Situational Awareness

Whenever you get ready to walk to the store, work, the park, etc most people look outside to see what the weather is like and dress accordingly. The same kind of awareness of your surroundings is needed while walking along the streets of Denver. For example, as you are walking down a sidewalk make sure you pause before you cross an alley. Most alleys in Denver have buildings that block the view of the alley for both the pedestrians and drivers. You should never assume that a driver is going to stop before he crosses the sidewalk.

Put Down The Device

As you approach any street, alley or intersection you need to stop whatever you are doing on your phone and pay attention. Recently, while driving though a grocery store parking lot a woman walked right into my car. I could see that she wasn’t paying attention to where she was headed because she was looking directly down at her phone. I stopped my car and she walked right into the front grill of my Tahoe.

Make Eye Contact

As you approach an alley, intersection or crossing a street make sure you establish eye contact with the driver. Additionally, just because the street you are crossing has a stop sign, you should never assume that a car approaching the stop sign is actually going to stop. For example, I live in the Capitol Hill area and I see people in cars fly up to a stop sign and perform a “rolling stop” where they don’t stop at all. As a pedestrian you can assume nothing it is just too dangerous.

Additional Tips From The Highway Safety Institute

  • Be predictable. Stay off freeways and restricted zones. Use sidewalks where provided. Cross or enter streets where it is legal to do so.
  • Where no sidewalks are provided, it is usually safer to walk facing road traffic.
  • Make it easy for drivers to see you – dress in light colors and wear retro-reflective material.
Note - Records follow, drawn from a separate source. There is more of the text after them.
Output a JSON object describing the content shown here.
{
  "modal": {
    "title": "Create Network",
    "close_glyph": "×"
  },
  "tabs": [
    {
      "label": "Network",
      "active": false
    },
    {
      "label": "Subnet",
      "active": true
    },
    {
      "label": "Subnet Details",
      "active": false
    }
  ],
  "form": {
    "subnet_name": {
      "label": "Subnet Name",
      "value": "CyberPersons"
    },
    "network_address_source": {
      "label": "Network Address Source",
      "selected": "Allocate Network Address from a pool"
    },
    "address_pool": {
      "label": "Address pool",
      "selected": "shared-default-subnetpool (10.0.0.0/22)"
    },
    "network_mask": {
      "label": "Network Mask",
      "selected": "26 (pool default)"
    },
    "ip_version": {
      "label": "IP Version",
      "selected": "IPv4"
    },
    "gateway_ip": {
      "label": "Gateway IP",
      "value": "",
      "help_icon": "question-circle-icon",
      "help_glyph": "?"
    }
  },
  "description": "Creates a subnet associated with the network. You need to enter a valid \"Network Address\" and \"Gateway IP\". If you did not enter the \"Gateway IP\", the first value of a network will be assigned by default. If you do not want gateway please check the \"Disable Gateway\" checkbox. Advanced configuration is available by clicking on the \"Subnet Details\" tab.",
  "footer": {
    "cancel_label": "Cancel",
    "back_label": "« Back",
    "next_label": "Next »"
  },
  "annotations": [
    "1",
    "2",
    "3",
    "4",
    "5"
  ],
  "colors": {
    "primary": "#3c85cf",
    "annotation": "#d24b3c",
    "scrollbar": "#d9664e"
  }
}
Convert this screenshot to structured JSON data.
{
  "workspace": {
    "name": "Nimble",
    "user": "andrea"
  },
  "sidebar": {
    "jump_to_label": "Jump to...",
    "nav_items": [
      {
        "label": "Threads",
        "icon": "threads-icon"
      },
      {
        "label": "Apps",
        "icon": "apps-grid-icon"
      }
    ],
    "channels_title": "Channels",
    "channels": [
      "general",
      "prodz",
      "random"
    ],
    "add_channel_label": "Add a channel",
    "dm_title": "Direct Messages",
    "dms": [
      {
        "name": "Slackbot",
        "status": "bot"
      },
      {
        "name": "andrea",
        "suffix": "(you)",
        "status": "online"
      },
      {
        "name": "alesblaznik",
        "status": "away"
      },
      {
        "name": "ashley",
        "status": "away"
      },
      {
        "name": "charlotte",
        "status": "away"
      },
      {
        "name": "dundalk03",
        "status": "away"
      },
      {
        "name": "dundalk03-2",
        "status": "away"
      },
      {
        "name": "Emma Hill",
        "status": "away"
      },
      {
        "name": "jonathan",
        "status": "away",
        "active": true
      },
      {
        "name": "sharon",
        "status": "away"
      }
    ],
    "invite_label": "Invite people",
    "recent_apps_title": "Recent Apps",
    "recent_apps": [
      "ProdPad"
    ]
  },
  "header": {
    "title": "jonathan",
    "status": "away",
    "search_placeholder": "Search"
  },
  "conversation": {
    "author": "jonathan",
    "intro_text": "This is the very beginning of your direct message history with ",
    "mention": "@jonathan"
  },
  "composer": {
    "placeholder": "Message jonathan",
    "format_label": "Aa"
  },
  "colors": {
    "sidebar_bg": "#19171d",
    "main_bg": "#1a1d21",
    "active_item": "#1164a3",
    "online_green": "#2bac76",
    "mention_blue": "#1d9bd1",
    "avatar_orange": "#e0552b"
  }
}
It might be wise to carry a flashlight in very dark areas.
  • Be wary. Most drivers are nice people, but don’t count on them paying attention. Watch out – make eye contact to be sure they see you!
  • Alcohol and drugs can impair your ability to walk safely, just like they do a person’s ability to drive.
  • Use extra caution when crossing multiple-lane, higher speed streets.

Go out and enjoy walking and riding around Denver, but assume you are invisible to people driving their cars and trucks.